4. No One Was Punished For Committing Domestic Violence
The show makes it a point that these hardened criminals are human, but also that they’re monsters to their partners. While Christopher Motisanti, for example, would get punished for his recklessness and drug use, he never faced any repercussions for beating his fiancé Adriana de la Cerva. Actor Michael Imperioli admitted that portraying Christopher’s domestic abuse was the hardest thing to film in The Sopranos. While he was a repeat offender, he wasn’t the only one. Tony, for example, grabbed Carmela to maintain dominance in their relationship. Pussy Bonpensiero almost assaulted his estranged wife, Angie. Ralph killed Tracee for bruising his ego. Even when the abuse came to light, long-term consequences rarely, if ever, ever happened.
3. Tony Never Answered For What He Did To Ralph And Christopher
Even though Tony directly killed people in The Sopranos, his descent into full-blown sociopathy became more apparent once he showed a willingness to kill his own members if needed. At times, it was necessary to kill some of his associates, like Tony B to prevent war with New York or Pussy when he found out he was a rat. However, he killed Ralph, his biggest earner, based on a hunch. Then he killed Christopher for reasons not entirely clear. It’s scary that Tony could kill his own mob family – which is a major mafia no-no – and not have to worry about the consequences.

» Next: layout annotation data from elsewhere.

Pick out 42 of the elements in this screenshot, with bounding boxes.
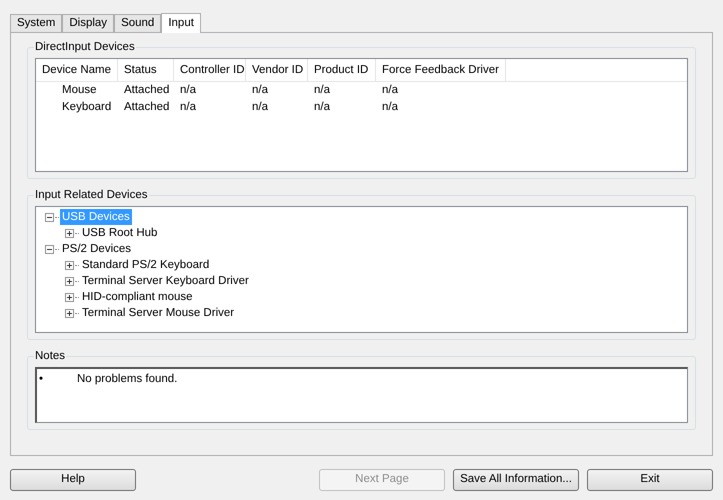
table-cell-text: Attached	[123, 100, 170, 115]
column-header[interactable]: Controller ID	[174, 59, 246, 81]
column-header[interactable]: Vendor ID	[246, 59, 308, 81]
table-cell-text: n/a	[179, 100, 197, 115]
table-cell-text: n/a	[313, 100, 331, 115]
table-cell-text: n/a	[313, 83, 331, 98]
bullet: •	[38, 372, 44, 387]
tree-item[interactable]: Standard PS/2 Keyboard	[80, 257, 212, 273]
column-header[interactable]: Device Name	[36, 59, 118, 81]
collapse-icon[interactable]	[45, 212, 54, 222]
column-header[interactable]: Force Feedback Driver	[376, 59, 506, 81]
group-title: DirectInput Devices	[34, 40, 136, 54]
note-text: No problems found.	[77, 372, 178, 387]
tree-item[interactable]: Terminal Server Mouse Driver	[80, 305, 236, 321]
table-cell-text: n/a	[381, 83, 399, 98]
group-title: Input Related Devices	[34, 188, 149, 202]
column-header[interactable]: Product ID	[308, 59, 376, 81]
expand-icon[interactable]	[65, 260, 74, 270]
expand-icon[interactable]	[65, 228, 74, 238]
table-cell-text: Keyboard	[61, 100, 112, 115]
tab[interactable]: Sound	[114, 14, 162, 32]
table-cell-text: n/a	[179, 83, 197, 98]
table-cell-text: n/a	[251, 83, 269, 98]
tree-item[interactable]: USB Root Hub	[80, 225, 160, 241]
tree-item[interactable]: Terminal Server Keyboard Driver	[80, 273, 251, 289]
table-cell-text: n/a	[381, 100, 399, 115]
expand-icon[interactable]	[65, 292, 74, 302]
dialog-button[interactable]: Exit	[587, 469, 713, 491]
tab[interactable]: Input	[161, 13, 201, 33]
table-cell-text: Attached	[123, 83, 170, 98]
expand-icon[interactable]	[65, 276, 74, 286]
tab[interactable]: Display	[62, 14, 114, 32]
dialog-button[interactable]: Help	[10, 469, 136, 491]
table-cell-text: Mouse	[61, 83, 98, 98]
table-cell-text: n/a	[251, 100, 269, 115]
collapse-icon[interactable]	[45, 244, 54, 254]
tab[interactable]: System	[10, 14, 62, 32]
expand-icon[interactable]	[65, 308, 74, 318]
dialog-button[interactable]: Save All Information...	[453, 469, 579, 491]
tree-item[interactable]: HID-compliant mouse	[80, 289, 195, 305]
tree-item[interactable]: PS/2 Devices	[60, 241, 134, 257]
column-header[interactable]: Status	[118, 59, 174, 81]
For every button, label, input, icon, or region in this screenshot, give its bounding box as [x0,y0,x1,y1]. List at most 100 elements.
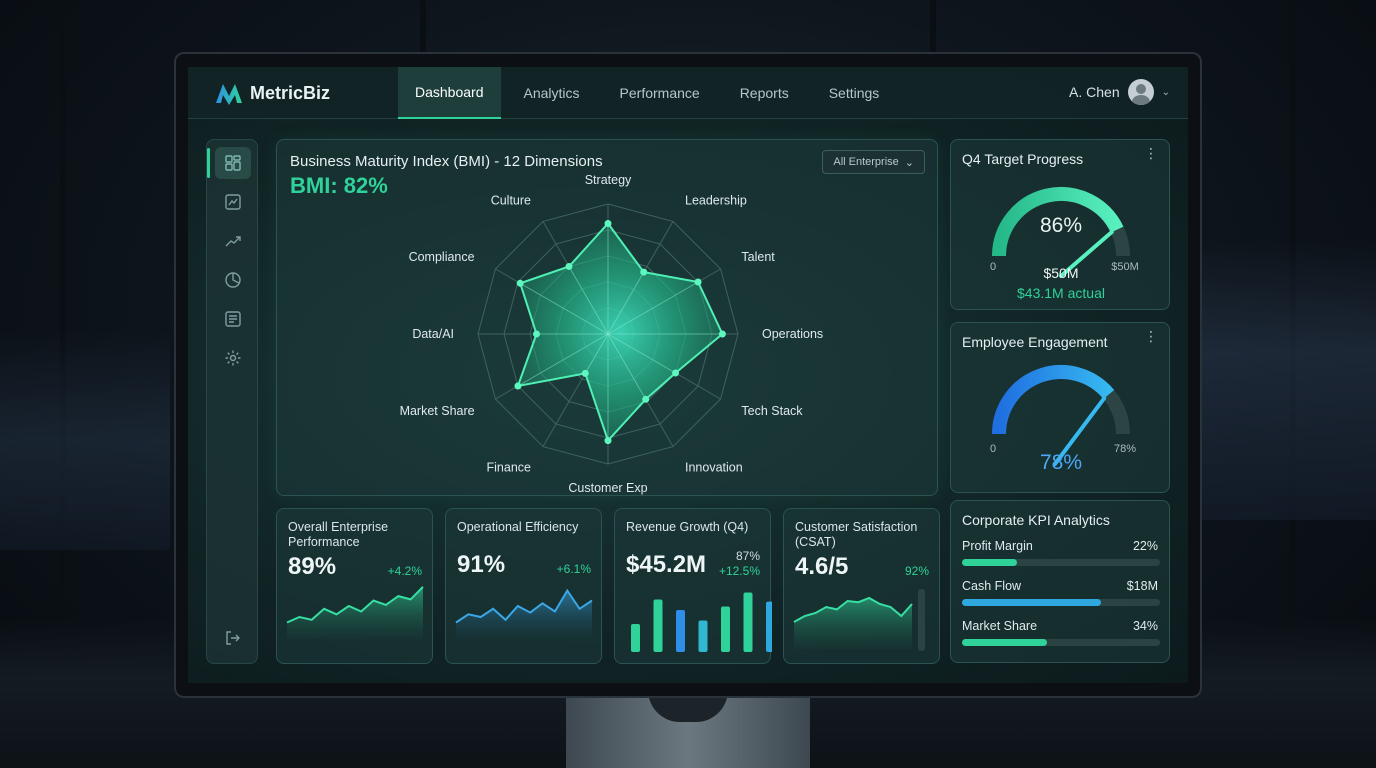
tab-analytics[interactable]: Analytics [507,67,597,119]
radar-axis-label: Operations [762,327,823,341]
kpi-label-profit-margin: Profit Margin [962,539,1033,553]
radar-point [581,369,589,377]
radar-point [642,395,650,403]
radar-axis-label: Market Share [400,404,475,418]
tab-performance[interactable]: Performance [603,67,717,119]
chevron-down-icon[interactable]: ⌄ [1162,87,1170,98]
radar-axis-label: Customer Exp [568,481,647,495]
avatar[interactable] [1127,79,1154,105]
kpi-bar-cash-flow [962,599,1160,606]
sparkline-area [794,598,912,649]
card-revenue-growth[interactable]: Revenue Growth (Q4) $45.2M 87% +12.5% [614,508,772,664]
corporate-kpi-panel: Corporate KPI Analytics Profit Margin 22… [950,500,1170,663]
pie-chart-icon [225,272,241,288]
logo[interactable]: MetricBiz [214,81,330,105]
sidebar-item-logout[interactable] [215,622,251,654]
revenue-bar [631,624,640,652]
bmi-radar-panel: Business Maturity Index (BMI) - 12 Dimen… [276,139,938,496]
kpi-label-cash-flow: Cash Flow [962,579,1022,593]
bar-chart [631,592,772,652]
card-overall-performance[interactable]: Overall Enterprise Performance 89% +4.2% [276,508,433,664]
engagement-panel: Employee Engagement ⋮ 0 78% 78% [950,322,1170,493]
logo-icon [216,84,242,105]
kpi-bar-market-share [962,639,1160,646]
sparkline-chart [455,588,593,639]
q4-target-gauge: 86% 0 $50M $50M $43.1M actual [990,187,1139,301]
revenue-bar [698,620,708,652]
radar-point [565,262,573,270]
radar-axis-label: Talent [741,250,775,264]
kpi-value-profit-margin: 22% [1132,539,1158,553]
tab-dashboard[interactable]: Dashboard [398,67,501,119]
radar-series-area [516,221,724,443]
tab-reports[interactable]: Reports [723,67,806,119]
trend-icon [225,236,241,247]
radar-axis-label: Leadership [685,194,747,208]
revenue-bar [653,599,663,652]
sidebar-item-pie[interactable] [215,264,251,296]
sparkline-chart [793,589,925,651]
sparkline-chart [286,586,424,639]
user-menu[interactable]: A. Chen ⌄ [1069,79,1170,105]
csat-bar-track [918,589,925,651]
radar-axis-label: Tech Stack [741,404,803,418]
main-nav: Dashboard Analytics Performance Reports … [398,67,902,119]
gauge-max-label: 78% [1114,443,1136,455]
radar-point [640,268,648,276]
radar-point [718,330,726,338]
logo-text: MetricBiz [250,82,331,103]
radar-axis-label: Compliance [409,250,475,264]
radar-point [604,437,612,445]
sidebar-active-indicator [207,148,210,178]
dashboard-screen: MetricBiz Dashboard Analytics Performanc… [188,67,1188,683]
gauge-percent: 78% [1040,451,1082,474]
card-operational-efficiency[interactable]: Operational Efficiency 91% +6.1% [445,508,602,664]
card-customer-satisfaction[interactable]: Customer Satisfaction (CSAT) 4.6/5 92% [783,508,940,664]
kpi-title: Corporate KPI Analytics [962,512,1110,528]
sidebar-item-trends[interactable] [215,225,251,257]
radar-point [604,220,612,227]
gauge-max-label: $50M [1111,261,1139,273]
radar-axis-label: Data/AI [412,327,454,341]
city-skyline [1186,240,1376,520]
tab-settings[interactable]: Settings [812,67,897,119]
sidebar-item-charts[interactable] [215,186,251,218]
line-chart-icon [225,194,241,210]
dashboard-icon [225,155,241,171]
kpi-value-cash-flow: $18M [1126,579,1158,593]
settings-icon [225,350,241,366]
kpi-bar-fill [962,559,1018,566]
gauge-min-label: 0 [990,443,996,455]
revenue-bar [766,601,772,652]
kpi-value-market-share: 34% [1132,619,1158,633]
city-skyline [0,330,170,550]
radar-point [672,369,680,377]
radar-point [533,330,540,338]
sidebar-item-settings[interactable] [215,342,251,374]
gauge-percent: 86% [1040,214,1082,237]
radar-axis-label: Finance [487,460,532,474]
sparkline-area [287,586,423,639]
kpi-bar-fill [962,639,1048,646]
report-icon [225,311,241,327]
revenue-bar [676,610,685,652]
gauge-fill [992,365,1115,435]
engagement-gauge: 0 78% 78% [990,365,1136,474]
radar-axis-label: Innovation [685,460,743,474]
kpi-label-market-share: Market Share [962,619,1038,633]
gauge-min-label: 0 [990,261,996,273]
user-name: A. Chen [1069,84,1120,100]
q4-target-panel: Q4 Target Progress ⋮ 86% 0 $50M $50M $43.1M … [950,139,1170,310]
logout-icon [226,631,240,645]
sidebar-item-dashboard[interactable] [215,147,251,179]
revenue-bar [721,606,730,652]
kpi-bar-profit-margin [962,559,1160,566]
radar-axis-label: Culture [491,194,531,208]
gauge-actual: $43.1M actual [1017,285,1105,301]
sidebar-item-reports[interactable] [215,303,251,335]
radar-point [516,279,524,287]
radar-axis-label: Strategy [585,173,632,187]
radar-chart: Strategy Leadership Talent Operations Tech S… [400,173,824,495]
gauge-target: $50M [1043,265,1078,281]
top-bar: MetricBiz Dashboard Analytics Performanc… [188,67,1188,119]
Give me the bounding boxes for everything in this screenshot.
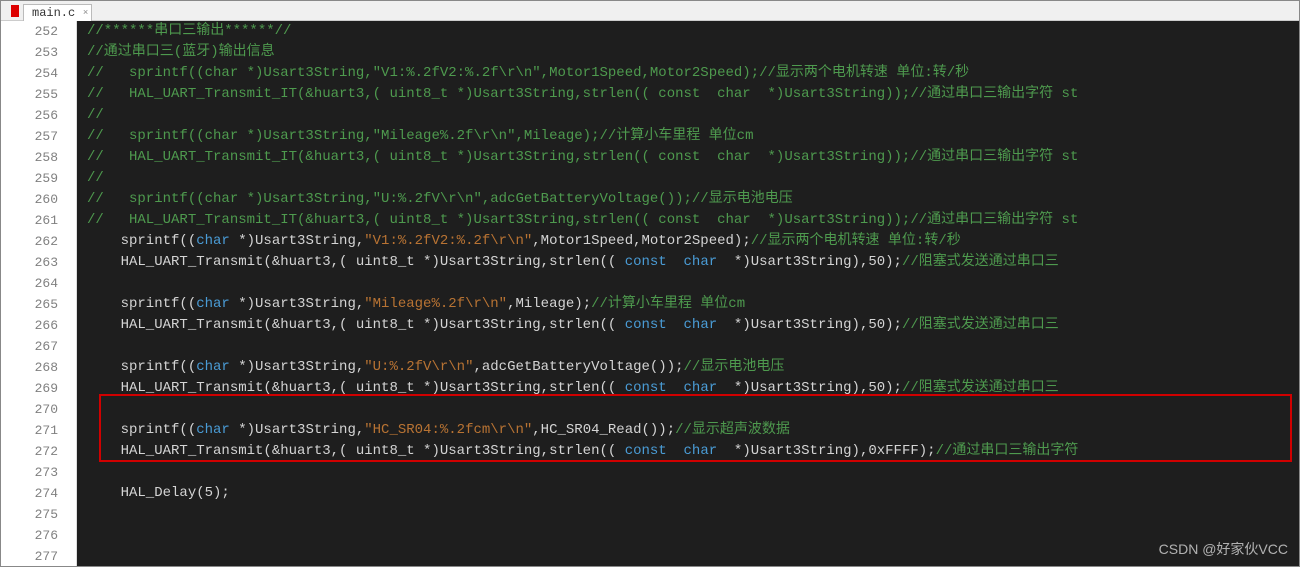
code-line[interactable]: sprintf((char *)Usart3String,"Mileage%.2… <box>87 294 1299 315</box>
code-content[interactable]: //******串口三输出******////通过串口三(蓝牙)输出信息// s… <box>77 21 1299 566</box>
code-line[interactable]: HAL_UART_Transmit(&huart3,( uint8_t *)Us… <box>87 315 1299 336</box>
code-line[interactable]: // sprintf((char *)Usart3String,"U:%.2fV… <box>87 189 1299 210</box>
editor-area[interactable]: 2522532542552562572582592602612622632642… <box>1 21 1299 566</box>
line-number: 258 <box>1 147 76 168</box>
line-number: 274 <box>1 483 76 504</box>
code-line[interactable] <box>87 462 1299 483</box>
line-number: 263 <box>1 252 76 273</box>
code-line[interactable]: sprintf((char *)Usart3String,"U:%.2fV\r\… <box>87 357 1299 378</box>
line-number: 269 <box>1 378 76 399</box>
line-number: 264 <box>1 273 76 294</box>
file-modified-indicator <box>11 5 19 17</box>
code-line[interactable]: // HAL_UART_Transmit_IT(&huart3,( uint8_… <box>87 210 1299 231</box>
code-line[interactable]: sprintf((char *)Usart3String,"V1:%.2fV2:… <box>87 231 1299 252</box>
line-number: 261 <box>1 210 76 231</box>
line-number: 265 <box>1 294 76 315</box>
line-number: 256 <box>1 105 76 126</box>
code-line[interactable]: // sprintf((char *)Usart3String,"Mileage… <box>87 126 1299 147</box>
line-number: 260 <box>1 189 76 210</box>
line-number: 267 <box>1 336 76 357</box>
code-line[interactable]: // HAL_UART_Transmit_IT(&huart3,( uint8_… <box>87 147 1299 168</box>
code-line[interactable]: HAL_Delay(5); <box>87 483 1299 504</box>
code-line[interactable]: //通过串口三(蓝牙)输出信息 <box>87 42 1299 63</box>
code-line[interactable]: HAL_UART_Transmit(&huart3,( uint8_t *)Us… <box>87 378 1299 399</box>
code-line[interactable]: // <box>87 105 1299 126</box>
tab-label: main.c <box>32 6 75 20</box>
line-number-gutter: 2522532542552562572582592602612622632642… <box>1 21 77 566</box>
line-number: 272 <box>1 441 76 462</box>
code-line[interactable] <box>87 525 1299 546</box>
line-number: 259 <box>1 168 76 189</box>
tab-bar: main.c × <box>1 1 1299 21</box>
code-line[interactable]: sprintf((char *)Usart3String,"HC_SR04:%.… <box>87 420 1299 441</box>
line-number: 268 <box>1 357 76 378</box>
close-icon[interactable]: × <box>83 8 88 18</box>
code-line[interactable] <box>87 504 1299 525</box>
code-line[interactable]: HAL_UART_Transmit(&huart3,( uint8_t *)Us… <box>87 252 1299 273</box>
tab-main-c[interactable]: main.c × <box>23 4 92 21</box>
code-line[interactable] <box>87 336 1299 357</box>
code-line[interactable] <box>87 546 1299 566</box>
code-line[interactable]: // sprintf((char *)Usart3String,"V1:%.2f… <box>87 63 1299 84</box>
code-line[interactable] <box>87 273 1299 294</box>
code-line[interactable]: //******串口三输出******// <box>87 21 1299 42</box>
code-line[interactable]: HAL_UART_Transmit(&huart3,( uint8_t *)Us… <box>87 441 1299 462</box>
line-number: 266 <box>1 315 76 336</box>
line-number: 253 <box>1 42 76 63</box>
line-number: 257 <box>1 126 76 147</box>
line-number: 277 <box>1 546 76 566</box>
line-number: 276 <box>1 525 76 546</box>
line-number: 270 <box>1 399 76 420</box>
line-number: 254 <box>1 63 76 84</box>
line-number: 262 <box>1 231 76 252</box>
code-line[interactable] <box>87 399 1299 420</box>
code-line[interactable]: // <box>87 168 1299 189</box>
code-line[interactable]: // HAL_UART_Transmit_IT(&huart3,( uint8_… <box>87 84 1299 105</box>
line-number: 255 <box>1 84 76 105</box>
line-number: 271 <box>1 420 76 441</box>
line-number: 275 <box>1 504 76 525</box>
line-number: 252 <box>1 21 76 42</box>
line-number: 273 <box>1 462 76 483</box>
editor-window: main.c × 2522532542552562572582592602612… <box>0 0 1300 567</box>
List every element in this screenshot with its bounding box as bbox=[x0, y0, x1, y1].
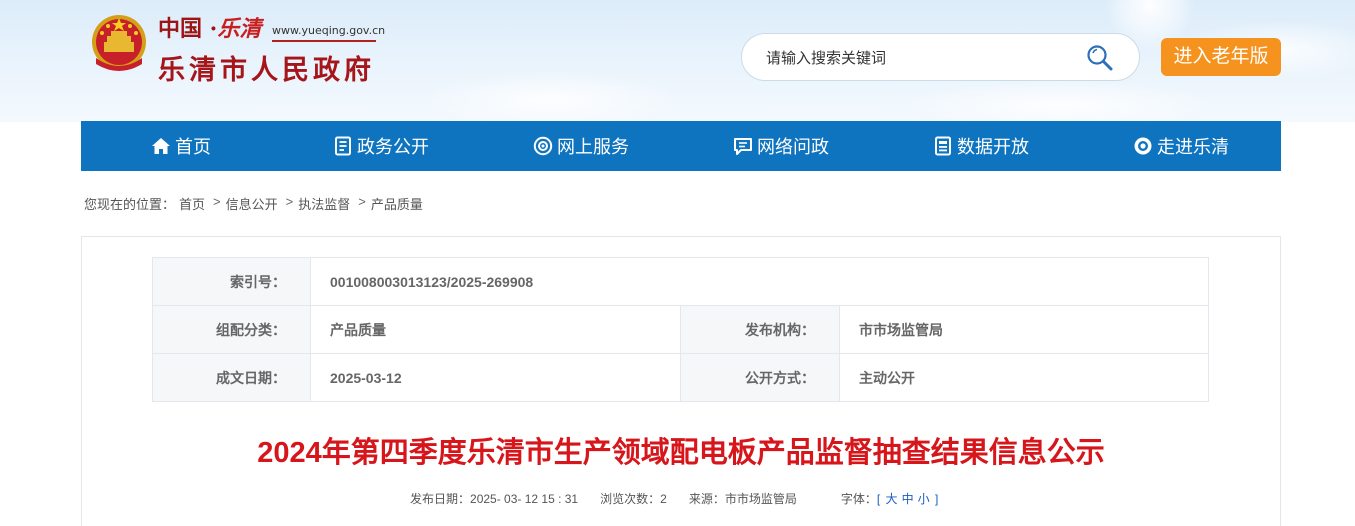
article-meta-table: 索引号： 001008003013123/2025-269908 组配分类： 产… bbox=[152, 257, 1209, 402]
breadcrumb-product-quality[interactable]: 产品质量 bbox=[371, 194, 423, 213]
date-label: 成文日期： bbox=[152, 353, 311, 402]
nav-item-online-service[interactable]: 网上服务 bbox=[481, 121, 681, 171]
nav-item-about-yueqing[interactable]: 走进乐清 bbox=[1081, 121, 1281, 171]
publisher-value: 市市场监管局 bbox=[839, 305, 1209, 354]
service-icon bbox=[533, 136, 553, 156]
publish-date: 发布日期：2025- 03- 12 15 : 31 bbox=[410, 490, 578, 507]
view-count-label: 浏览次数： bbox=[600, 492, 661, 506]
table-row: 组配分类： 产品质量 发布机构： 市市场监管局 bbox=[152, 305, 1209, 354]
breadcrumb: 您现在的位置： 首页 > 信息公开 > 执法监督 > 产品质量 bbox=[84, 194, 423, 213]
nav-label: 首页 bbox=[175, 137, 211, 157]
nav-label: 政务公开 bbox=[357, 137, 429, 157]
font-size-control: 字体：[ 大中小 ] bbox=[841, 490, 938, 507]
table-row: 成文日期： 2025-03-12 公开方式： 主动公开 bbox=[152, 353, 1209, 402]
nav-label: 走进乐清 bbox=[1157, 137, 1229, 157]
breadcrumb-info-public[interactable]: 信息公开 bbox=[226, 194, 278, 213]
table-row: 索引号： 001008003013123/2025-269908 bbox=[152, 257, 1209, 306]
font-size-label: 字体： bbox=[840, 492, 877, 506]
chat-icon bbox=[734, 138, 752, 155]
nav-item-open-data[interactable]: 数据开放 bbox=[881, 121, 1081, 171]
nav-item-online-inquiry[interactable]: 网络问政 bbox=[681, 121, 881, 171]
nav-label: 网络问政 bbox=[757, 137, 829, 157]
national-emblem-icon bbox=[92, 15, 146, 71]
publish-date-label: 发布日期： bbox=[410, 492, 471, 506]
source-value: 市市场监管局 bbox=[724, 492, 797, 506]
date-value: 2025-03-12 bbox=[310, 353, 681, 402]
publish-date-value: 2025- 03- 12 15 : 31 bbox=[470, 492, 579, 506]
document-icon bbox=[335, 136, 351, 156]
font-bracket-close: ] bbox=[934, 492, 939, 506]
font-small-button[interactable]: 小 bbox=[918, 492, 930, 506]
index-label: 索引号： bbox=[152, 257, 311, 306]
breadcrumb-enforcement[interactable]: 执法监督 bbox=[298, 194, 350, 213]
font-medium-button[interactable]: 中 bbox=[902, 492, 914, 506]
home-icon bbox=[152, 138, 170, 154]
logo-top-text: 中国 · 乐清 bbox=[158, 14, 262, 42]
breadcrumb-separator: > bbox=[358, 194, 366, 209]
category-value: 产品质量 bbox=[310, 305, 681, 354]
nav-label: 数据开放 bbox=[957, 137, 1029, 157]
search-input[interactable] bbox=[766, 46, 1066, 70]
font-bracket-open: [ bbox=[876, 492, 881, 506]
breadcrumb-separator: > bbox=[213, 194, 221, 209]
logo-city-calligraphy: 乐清 bbox=[217, 16, 262, 42]
index-value: 001008003013123/2025-269908 bbox=[310, 257, 1209, 306]
nav-label: 网上服务 bbox=[557, 137, 629, 157]
logo-url: www.yueqing.gov.cn bbox=[272, 24, 386, 37]
eye-icon bbox=[1134, 137, 1152, 155]
data-icon bbox=[935, 136, 951, 156]
breadcrumb-separator: > bbox=[285, 194, 294, 209]
elder-mode-button[interactable]: 进入老年版 bbox=[1161, 38, 1281, 76]
breadcrumb-home[interactable]: 首页 bbox=[179, 194, 205, 213]
logo-divider bbox=[272, 40, 376, 42]
breadcrumb-prefix: 您现在的位置： bbox=[84, 197, 176, 212]
article-title: 2024年第四季度乐清市生产领域配电板产品监督抽查结果信息公示 bbox=[257, 437, 1105, 469]
logo-prefix: 中国 · bbox=[158, 16, 218, 42]
mode-label: 公开方式： bbox=[680, 353, 840, 402]
main-nav: 首页 政务公开 网上服务 网络问政 数据开放 走进乐清 bbox=[81, 121, 1281, 171]
source: 来源：市市场监管局 bbox=[689, 490, 797, 507]
source-label: 来源： bbox=[688, 492, 725, 506]
cloud-decoration bbox=[900, 80, 1220, 122]
search-box bbox=[741, 33, 1140, 81]
site-title[interactable]: 乐清市人民政府 bbox=[158, 48, 375, 87]
article-info-bar: 发布日期：2025- 03- 12 15 : 31 浏览次数：2 来源：市市场监… bbox=[410, 490, 938, 507]
category-label: 组配分类： bbox=[152, 305, 311, 354]
font-large-button[interactable]: 大 bbox=[886, 492, 898, 506]
search-icon[interactable] bbox=[1086, 44, 1114, 72]
nav-item-home[interactable]: 首页 bbox=[81, 121, 281, 171]
publisher-label: 发布机构： bbox=[680, 305, 840, 354]
view-count-value: 2 bbox=[660, 492, 667, 506]
nav-item-gov-affairs[interactable]: 政务公开 bbox=[281, 121, 481, 171]
view-count: 浏览次数：2 bbox=[600, 490, 667, 507]
cloud-decoration bbox=[420, 70, 680, 122]
mode-value: 主动公开 bbox=[839, 353, 1209, 402]
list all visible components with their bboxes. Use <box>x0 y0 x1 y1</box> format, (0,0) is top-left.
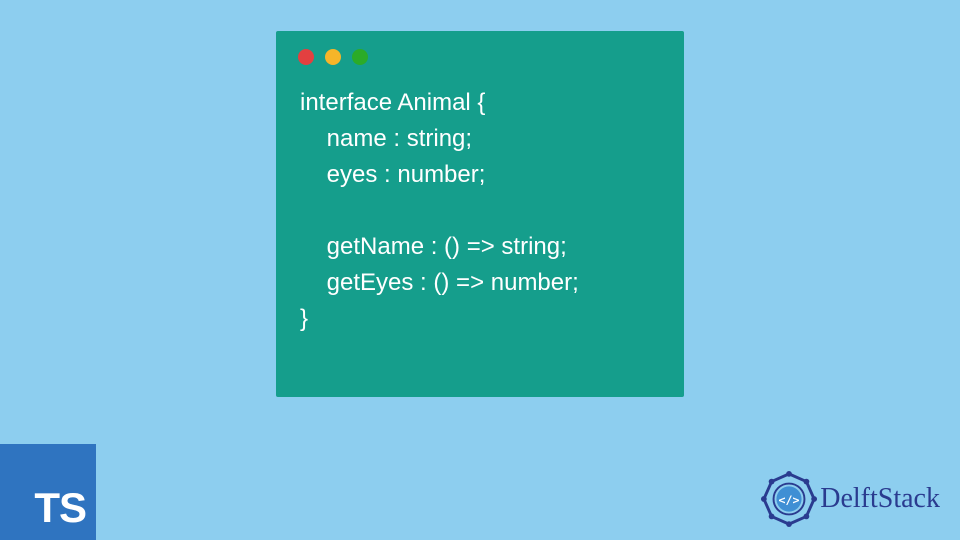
code-line: interface Animal { <box>300 89 485 116</box>
window-controls <box>276 31 684 65</box>
typescript-logo-text: TS <box>34 484 86 532</box>
code-line: name : string; <box>300 125 472 152</box>
svg-text:</>: </> <box>779 493 800 507</box>
code-line: getName : () => string; <box>300 233 567 260</box>
delftstack-text: DelftStack <box>820 483 940 515</box>
code-content: interface Animal { name : string; eyes :… <box>276 65 684 337</box>
code-line: } <box>300 305 308 332</box>
code-line: getEyes : () => number; <box>300 269 579 296</box>
code-line: eyes : number; <box>300 161 485 188</box>
minimize-icon <box>325 49 341 65</box>
close-icon <box>298 49 314 65</box>
delftstack-logo: </> DelftStack <box>760 470 940 528</box>
code-window: interface Animal { name : string; eyes :… <box>276 31 684 397</box>
maximize-icon <box>352 49 368 65</box>
delftstack-icon: </> <box>760 470 818 528</box>
typescript-logo: TS <box>0 444 96 540</box>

2. Tony Drove Christopher Moltisanti To His Grave
Tony was the closest thing Christopher ever had to a father in the show. Though Tony clearly cared for Christopher, his fast rise led to others not respecting him. Worse, Christopher turned to drugs with no actual nurturing parent to cope with the horrible deeds he would commit. Tony would scold and/or abuse him when he messed up but never bothered to help. Even after Christopher sobered up, Tony mocked him for his efforts to maintain his sobriety, adding more strain to his life. Christopher then turned back to drugs, leading to the car crash ending in Tony finishing him off. While Christopher may have been a time bomb, Tony lit the fuse.
1. Tony Was Always Extremely Problematic In His Sessions With Dr. Melfi
From season 1 onwards, because of Tony’s secret obsession with Dr. Melfi, he was more than happy to violate the boundaries of the doctor-patient relationship during his visits. Whether that was because he wanted to sleep with her or because he wanted to attack her, Tony had no shame in his desires with Dr. Melfi, no matter how often she told him no and how uncomfortable he made her when he acted out. Tony’s trouble controlling his urges around her, whether it’s out of love or hate, makes for some of the show’s most unpleasant scenes. That’s impressive, given that The Sopranos is a show about murder, violence, and betrayal, among other things.